Mar Mac Pointe is located near the intersection of U.S. 13 and the U.S. 117 bypass south of Goldsboro.
Wayne County has been the home of the state organization's headquarters for many years. But the old headquarters had become too cramped for the association's four full-time employees. The new facility was designed to not only provide more office space but also to make room for training.
Rent from tenants of the new shopping center was supposed to help support the association, which performs jobs such as maintaining databases of special rescuer skills statewide.
For example, if a bridge collapses, the state group would know immediately what units to dispatch from the 27,000-plus rescuers spread out over more than 550 ambulance and emergency service squads across North Carolina.
The four employees also administer more than 400 scholarships for such workers.
But finding a way to attract retailers or a buyer or tenant for the old, 1,400-square-foot building next to the Wayne Implement Auction has been more difficult than expected. The association has placed its former office on a national registry, hoping to attract businesses.

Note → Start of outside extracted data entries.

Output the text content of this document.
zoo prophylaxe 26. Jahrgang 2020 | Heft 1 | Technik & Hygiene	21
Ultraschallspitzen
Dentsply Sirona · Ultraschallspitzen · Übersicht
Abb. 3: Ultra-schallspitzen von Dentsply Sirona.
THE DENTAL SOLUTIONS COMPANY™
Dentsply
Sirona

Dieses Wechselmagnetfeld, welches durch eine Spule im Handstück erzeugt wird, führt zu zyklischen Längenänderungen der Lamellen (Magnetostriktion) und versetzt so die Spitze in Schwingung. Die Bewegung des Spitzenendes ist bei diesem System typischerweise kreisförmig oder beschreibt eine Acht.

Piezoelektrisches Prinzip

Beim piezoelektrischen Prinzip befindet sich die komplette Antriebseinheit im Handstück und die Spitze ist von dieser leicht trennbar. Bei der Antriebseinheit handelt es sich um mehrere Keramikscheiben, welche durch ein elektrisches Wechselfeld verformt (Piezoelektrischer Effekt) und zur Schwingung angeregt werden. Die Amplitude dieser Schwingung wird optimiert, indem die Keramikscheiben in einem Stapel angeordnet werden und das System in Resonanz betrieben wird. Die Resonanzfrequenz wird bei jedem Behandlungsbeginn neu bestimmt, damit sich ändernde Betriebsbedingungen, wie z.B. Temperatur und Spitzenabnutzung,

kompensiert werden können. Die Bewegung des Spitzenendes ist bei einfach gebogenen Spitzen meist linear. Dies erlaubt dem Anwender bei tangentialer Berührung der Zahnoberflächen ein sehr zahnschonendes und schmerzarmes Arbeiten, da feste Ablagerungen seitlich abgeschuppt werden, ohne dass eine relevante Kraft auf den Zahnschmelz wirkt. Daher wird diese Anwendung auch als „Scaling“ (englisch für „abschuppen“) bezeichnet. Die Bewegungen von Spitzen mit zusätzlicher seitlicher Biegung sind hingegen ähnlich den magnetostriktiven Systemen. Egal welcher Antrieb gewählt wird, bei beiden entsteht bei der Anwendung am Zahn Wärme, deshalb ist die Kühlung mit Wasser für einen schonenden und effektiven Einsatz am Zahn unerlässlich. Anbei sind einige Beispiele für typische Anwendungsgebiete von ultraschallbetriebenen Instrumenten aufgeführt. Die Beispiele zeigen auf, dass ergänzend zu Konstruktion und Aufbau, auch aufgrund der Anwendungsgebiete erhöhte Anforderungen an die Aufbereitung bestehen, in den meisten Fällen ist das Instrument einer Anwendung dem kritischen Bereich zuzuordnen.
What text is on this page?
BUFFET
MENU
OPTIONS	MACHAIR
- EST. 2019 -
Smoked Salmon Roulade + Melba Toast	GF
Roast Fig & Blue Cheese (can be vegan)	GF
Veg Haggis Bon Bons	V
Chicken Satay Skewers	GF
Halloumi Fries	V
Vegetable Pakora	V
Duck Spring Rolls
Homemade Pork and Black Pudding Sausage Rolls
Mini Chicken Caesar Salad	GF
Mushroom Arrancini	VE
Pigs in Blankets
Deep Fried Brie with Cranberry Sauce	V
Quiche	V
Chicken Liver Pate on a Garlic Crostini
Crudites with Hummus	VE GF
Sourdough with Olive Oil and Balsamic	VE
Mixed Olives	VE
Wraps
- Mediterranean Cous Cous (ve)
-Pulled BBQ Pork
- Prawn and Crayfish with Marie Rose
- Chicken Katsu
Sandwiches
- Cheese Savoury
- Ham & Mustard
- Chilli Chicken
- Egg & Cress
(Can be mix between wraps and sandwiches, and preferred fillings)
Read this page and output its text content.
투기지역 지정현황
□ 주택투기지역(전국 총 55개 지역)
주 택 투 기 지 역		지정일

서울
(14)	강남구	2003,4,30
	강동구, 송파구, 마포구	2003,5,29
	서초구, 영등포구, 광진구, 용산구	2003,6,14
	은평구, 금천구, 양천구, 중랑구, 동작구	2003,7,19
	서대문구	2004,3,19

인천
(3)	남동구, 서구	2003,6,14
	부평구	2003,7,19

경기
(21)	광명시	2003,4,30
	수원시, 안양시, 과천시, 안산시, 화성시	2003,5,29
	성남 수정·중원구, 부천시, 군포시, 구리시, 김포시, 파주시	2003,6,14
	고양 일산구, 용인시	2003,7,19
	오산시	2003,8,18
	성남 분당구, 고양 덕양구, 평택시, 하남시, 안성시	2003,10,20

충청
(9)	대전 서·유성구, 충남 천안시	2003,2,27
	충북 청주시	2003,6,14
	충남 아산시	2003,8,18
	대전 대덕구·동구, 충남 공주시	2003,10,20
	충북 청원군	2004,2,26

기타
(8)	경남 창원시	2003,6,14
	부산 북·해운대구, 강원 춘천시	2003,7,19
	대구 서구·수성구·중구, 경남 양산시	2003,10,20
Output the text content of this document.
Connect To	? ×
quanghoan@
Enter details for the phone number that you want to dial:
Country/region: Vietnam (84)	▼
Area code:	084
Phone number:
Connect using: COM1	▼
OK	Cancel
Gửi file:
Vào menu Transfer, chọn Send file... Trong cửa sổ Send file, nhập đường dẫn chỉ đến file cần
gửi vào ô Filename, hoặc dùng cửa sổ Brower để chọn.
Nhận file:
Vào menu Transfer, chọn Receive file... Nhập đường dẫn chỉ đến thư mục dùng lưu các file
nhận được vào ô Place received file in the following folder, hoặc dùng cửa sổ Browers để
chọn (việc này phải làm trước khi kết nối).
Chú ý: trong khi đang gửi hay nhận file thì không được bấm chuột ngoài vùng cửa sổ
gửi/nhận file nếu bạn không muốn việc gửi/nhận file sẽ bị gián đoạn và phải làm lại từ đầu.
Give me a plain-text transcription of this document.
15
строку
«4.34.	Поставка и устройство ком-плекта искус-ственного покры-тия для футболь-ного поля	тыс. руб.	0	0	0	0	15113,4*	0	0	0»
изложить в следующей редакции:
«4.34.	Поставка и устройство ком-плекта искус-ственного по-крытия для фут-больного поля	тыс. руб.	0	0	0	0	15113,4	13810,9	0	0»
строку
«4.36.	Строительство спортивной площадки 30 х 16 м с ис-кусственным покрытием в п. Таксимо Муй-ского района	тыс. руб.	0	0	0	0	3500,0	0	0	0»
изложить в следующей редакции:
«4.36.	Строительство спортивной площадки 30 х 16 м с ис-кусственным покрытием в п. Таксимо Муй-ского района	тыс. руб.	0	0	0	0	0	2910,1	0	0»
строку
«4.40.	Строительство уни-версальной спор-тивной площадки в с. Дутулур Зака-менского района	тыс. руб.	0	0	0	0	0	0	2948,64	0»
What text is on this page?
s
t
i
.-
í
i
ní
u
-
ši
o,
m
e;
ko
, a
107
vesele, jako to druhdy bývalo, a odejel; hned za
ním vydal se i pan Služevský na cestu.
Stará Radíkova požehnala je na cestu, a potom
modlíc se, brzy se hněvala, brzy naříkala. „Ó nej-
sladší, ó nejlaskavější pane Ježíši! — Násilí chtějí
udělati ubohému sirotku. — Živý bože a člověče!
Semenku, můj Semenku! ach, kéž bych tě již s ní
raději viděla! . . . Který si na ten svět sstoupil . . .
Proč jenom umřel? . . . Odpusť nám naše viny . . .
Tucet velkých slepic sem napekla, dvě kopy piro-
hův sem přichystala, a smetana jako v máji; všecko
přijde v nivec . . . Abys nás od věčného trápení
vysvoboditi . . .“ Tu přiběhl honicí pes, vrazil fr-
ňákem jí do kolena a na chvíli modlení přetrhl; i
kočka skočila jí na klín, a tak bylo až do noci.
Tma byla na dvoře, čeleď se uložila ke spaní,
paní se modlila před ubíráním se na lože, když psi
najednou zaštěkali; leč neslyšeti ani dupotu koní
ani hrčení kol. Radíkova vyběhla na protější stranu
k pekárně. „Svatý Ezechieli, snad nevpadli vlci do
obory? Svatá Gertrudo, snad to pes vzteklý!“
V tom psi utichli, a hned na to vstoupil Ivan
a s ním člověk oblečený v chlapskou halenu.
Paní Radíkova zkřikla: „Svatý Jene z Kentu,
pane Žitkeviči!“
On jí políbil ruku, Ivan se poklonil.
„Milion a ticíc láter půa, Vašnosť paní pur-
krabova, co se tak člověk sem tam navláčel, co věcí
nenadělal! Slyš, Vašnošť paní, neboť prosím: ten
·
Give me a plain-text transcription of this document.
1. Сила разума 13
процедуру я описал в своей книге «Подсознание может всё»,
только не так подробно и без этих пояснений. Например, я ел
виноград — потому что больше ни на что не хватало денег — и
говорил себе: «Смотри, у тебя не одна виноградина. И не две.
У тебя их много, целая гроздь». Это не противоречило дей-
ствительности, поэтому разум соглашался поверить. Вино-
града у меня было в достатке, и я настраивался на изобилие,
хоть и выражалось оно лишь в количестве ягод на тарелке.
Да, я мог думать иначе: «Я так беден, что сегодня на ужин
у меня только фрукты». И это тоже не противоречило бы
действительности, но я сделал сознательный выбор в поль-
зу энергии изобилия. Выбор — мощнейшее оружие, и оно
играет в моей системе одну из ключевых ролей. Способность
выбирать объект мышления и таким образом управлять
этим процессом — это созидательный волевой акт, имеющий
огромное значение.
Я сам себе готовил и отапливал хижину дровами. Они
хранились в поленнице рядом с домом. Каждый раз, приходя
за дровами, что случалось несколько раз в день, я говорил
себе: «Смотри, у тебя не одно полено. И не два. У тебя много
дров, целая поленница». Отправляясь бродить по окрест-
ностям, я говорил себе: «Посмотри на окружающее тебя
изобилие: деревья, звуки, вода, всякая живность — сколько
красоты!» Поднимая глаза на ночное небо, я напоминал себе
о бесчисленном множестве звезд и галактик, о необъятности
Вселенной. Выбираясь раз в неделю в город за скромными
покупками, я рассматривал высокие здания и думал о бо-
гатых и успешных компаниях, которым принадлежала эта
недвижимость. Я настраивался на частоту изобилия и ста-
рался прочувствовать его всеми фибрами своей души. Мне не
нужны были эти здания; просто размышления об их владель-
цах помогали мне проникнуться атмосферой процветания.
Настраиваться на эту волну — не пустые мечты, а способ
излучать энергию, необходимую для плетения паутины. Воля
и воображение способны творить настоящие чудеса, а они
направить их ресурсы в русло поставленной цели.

The executive director says the empty space has not put any serious pressure on the association's budget because members statewide continue to pay dues. But the additional income would have been welcome, he said.
Whatever happens, Joyner said he believes the association will continue to operate out of its new facility.
"We're in here. We aren't going nowhere," Joyner said. "We're using about a third of the building ourselves. We've been here 50 years or so, and I hope to be here for at least 50 more. Although maybe I won't be here, that's what I'd like to see."